İSTANBUL (AA) - Kategori Mağazacılığı Derneği (KMD) Yönetim Kurulu Başkanı Yenal Gökyıldırım, krkedi kartında taksit sınırının, sorunu çözmediğini, alış verişi, senete, veresiyeye mecbur bırakarak, piyasayı kayıt dışı ve faize muhatap kıldığı tespitini yaptı. Gökyıldırım, piyasanın rahatlaması için, kredi kartında taksit konusunun yeniden ele alınmasını istedi.

"Taksit sayısı tekrar artmalı"

Gökyıldırım, organize perakendenin kayıtdışı ile mücadelede önemine değinerek, şu ifadeleri kullandı:

"Ancak geçtiğimiz aylarda kredi kartlarına taksit sınırlandırmaları geldi. Bu sınırlandırma veresiye veya senetle alışverişi getirdi. Siz normal enstrümanları kullanamazsanız ihtiyacınızı giderme için senetle alacaksınız. Senetle aldığınızda da yüksek faiz ödüyorsunuz. Burada işin bir kısmı kayıtdışına kayıyor ve bu nedenle vergi kaybı oluyor. Sonunda ülkemiz kaybediyor. Kredi kartındaki taksit sınırlandırmasının tekrar gözden geçirilmesi ve rahatlatıcı adımlar atılmasını arzu ediyoruz.

Kirada, dövize değil ciroya bakılmalı

KMD tarafından bu yıl beşincisi düzenlenen ve 500'e yakın üst düzey yöneticinin katıldığı "Perakende Teknolojileri Konferansı" başladı.

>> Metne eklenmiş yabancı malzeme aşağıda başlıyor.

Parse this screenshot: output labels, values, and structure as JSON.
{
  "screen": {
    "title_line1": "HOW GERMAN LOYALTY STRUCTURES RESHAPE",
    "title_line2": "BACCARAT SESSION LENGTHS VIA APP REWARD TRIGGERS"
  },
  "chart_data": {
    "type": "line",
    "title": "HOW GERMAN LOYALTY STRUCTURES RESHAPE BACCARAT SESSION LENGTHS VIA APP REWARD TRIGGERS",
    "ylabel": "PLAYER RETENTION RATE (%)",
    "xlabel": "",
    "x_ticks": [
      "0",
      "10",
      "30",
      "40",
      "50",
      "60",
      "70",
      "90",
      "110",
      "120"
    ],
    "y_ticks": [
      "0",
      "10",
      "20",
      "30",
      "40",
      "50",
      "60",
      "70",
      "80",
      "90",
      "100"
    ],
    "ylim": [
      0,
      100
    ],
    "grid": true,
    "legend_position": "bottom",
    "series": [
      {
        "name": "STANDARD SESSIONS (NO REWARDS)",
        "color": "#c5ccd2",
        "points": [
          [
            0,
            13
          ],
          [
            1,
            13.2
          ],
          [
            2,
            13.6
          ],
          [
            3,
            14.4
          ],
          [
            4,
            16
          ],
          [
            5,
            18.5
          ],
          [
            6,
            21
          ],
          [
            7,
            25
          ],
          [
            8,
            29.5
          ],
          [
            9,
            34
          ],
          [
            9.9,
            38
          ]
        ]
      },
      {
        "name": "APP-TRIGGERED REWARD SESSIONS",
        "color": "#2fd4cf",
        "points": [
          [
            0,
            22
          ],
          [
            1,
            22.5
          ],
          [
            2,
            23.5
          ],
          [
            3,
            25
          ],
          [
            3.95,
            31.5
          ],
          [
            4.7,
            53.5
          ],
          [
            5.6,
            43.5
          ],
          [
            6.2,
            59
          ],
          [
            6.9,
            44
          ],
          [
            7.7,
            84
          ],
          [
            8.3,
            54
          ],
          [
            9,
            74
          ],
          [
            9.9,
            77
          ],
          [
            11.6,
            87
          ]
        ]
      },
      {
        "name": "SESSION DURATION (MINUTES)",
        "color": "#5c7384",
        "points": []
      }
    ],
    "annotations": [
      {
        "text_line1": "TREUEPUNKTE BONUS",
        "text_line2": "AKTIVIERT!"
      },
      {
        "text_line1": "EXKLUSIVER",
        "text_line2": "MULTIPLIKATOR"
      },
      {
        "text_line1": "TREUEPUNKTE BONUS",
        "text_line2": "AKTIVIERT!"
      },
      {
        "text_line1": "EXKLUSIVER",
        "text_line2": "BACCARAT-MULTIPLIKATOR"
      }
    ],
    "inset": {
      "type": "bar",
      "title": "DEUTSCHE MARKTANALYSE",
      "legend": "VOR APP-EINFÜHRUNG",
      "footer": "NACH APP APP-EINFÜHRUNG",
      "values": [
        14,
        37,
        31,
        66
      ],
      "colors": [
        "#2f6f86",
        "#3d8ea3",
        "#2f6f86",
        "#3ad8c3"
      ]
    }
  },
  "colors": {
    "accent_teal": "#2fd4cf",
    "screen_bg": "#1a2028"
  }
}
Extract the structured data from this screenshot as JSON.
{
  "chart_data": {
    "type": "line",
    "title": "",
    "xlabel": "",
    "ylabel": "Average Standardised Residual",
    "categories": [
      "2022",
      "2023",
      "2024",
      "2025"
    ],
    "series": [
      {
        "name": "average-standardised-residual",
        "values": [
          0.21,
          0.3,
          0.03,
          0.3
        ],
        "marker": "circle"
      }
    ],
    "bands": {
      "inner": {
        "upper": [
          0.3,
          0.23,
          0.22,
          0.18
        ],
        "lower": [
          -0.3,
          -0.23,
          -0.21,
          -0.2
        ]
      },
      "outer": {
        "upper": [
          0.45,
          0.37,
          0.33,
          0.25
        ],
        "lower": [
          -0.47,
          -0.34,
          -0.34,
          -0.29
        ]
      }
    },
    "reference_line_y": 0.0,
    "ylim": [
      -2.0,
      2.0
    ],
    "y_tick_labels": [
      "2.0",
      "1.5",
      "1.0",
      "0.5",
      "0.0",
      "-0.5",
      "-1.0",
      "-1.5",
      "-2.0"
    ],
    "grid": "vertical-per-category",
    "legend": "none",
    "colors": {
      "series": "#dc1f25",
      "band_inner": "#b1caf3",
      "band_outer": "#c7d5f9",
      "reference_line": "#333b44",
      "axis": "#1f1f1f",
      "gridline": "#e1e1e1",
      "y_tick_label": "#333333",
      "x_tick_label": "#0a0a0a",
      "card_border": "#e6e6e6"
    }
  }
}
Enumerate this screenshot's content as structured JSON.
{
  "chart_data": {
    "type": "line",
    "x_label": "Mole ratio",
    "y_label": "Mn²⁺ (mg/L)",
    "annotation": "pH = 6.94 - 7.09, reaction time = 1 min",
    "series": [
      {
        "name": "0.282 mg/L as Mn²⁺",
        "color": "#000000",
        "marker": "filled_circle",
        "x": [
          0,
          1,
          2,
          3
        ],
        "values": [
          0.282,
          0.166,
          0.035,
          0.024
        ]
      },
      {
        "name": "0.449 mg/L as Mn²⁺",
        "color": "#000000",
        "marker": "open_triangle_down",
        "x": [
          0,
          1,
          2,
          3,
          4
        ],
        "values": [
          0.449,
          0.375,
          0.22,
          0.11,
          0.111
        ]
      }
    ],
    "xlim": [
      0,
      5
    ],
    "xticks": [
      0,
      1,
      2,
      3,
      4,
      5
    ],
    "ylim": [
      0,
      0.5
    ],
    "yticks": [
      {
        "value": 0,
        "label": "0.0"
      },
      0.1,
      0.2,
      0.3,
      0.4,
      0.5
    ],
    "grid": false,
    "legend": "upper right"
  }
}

Perakendeye özel teknolojik çözümlerin ve gelişmelerin değerlendirildiği konferansın açılışında konuşan Gökyıldırım, dernek üyelerinin Türkiye çapında yaklaşık 6 bin satış noktasında 165 bin kişilik bir istihdam ve 82,5 milyar TL seviyesinde ciro oluşturduğunu söyledi.

AVM'lerde kiralama işlemlerinde TL'ye dönülmesine ilişkin, Burada, hangi kurdan dönüleceğine dair ucu açık kalan bir kısım vardı. 30 günlük süreden kalan 10 gün içinde kazan-kazan anlayışı içinde bir noktaya varılacağını düşünüyoruz." diyen Gökyıldırım, şu değerlendirmelerde bulundu:

"Bu işin daha sürdürülebilir olması için bizim talebimiz kiralamaların TL, avro veya dolar üzerinden değil ciro bazlı olması. Çünkü her sektörün kaldırabileceği bir kira-ciro oranı var. Bu da zaten uluslararası olarak biliniyor. Eğer biz bu oranlarda ve kriterlerde anlaşıp kiralarımızı ciro üzerinden ödemeye başlarsak önümüzdeki dönemlerde ne avroyu, ne enflasyonu ne de doları konuşuruz. Bu konu iki tarafı da kazan-kazan anlayışı ile mutlu eder."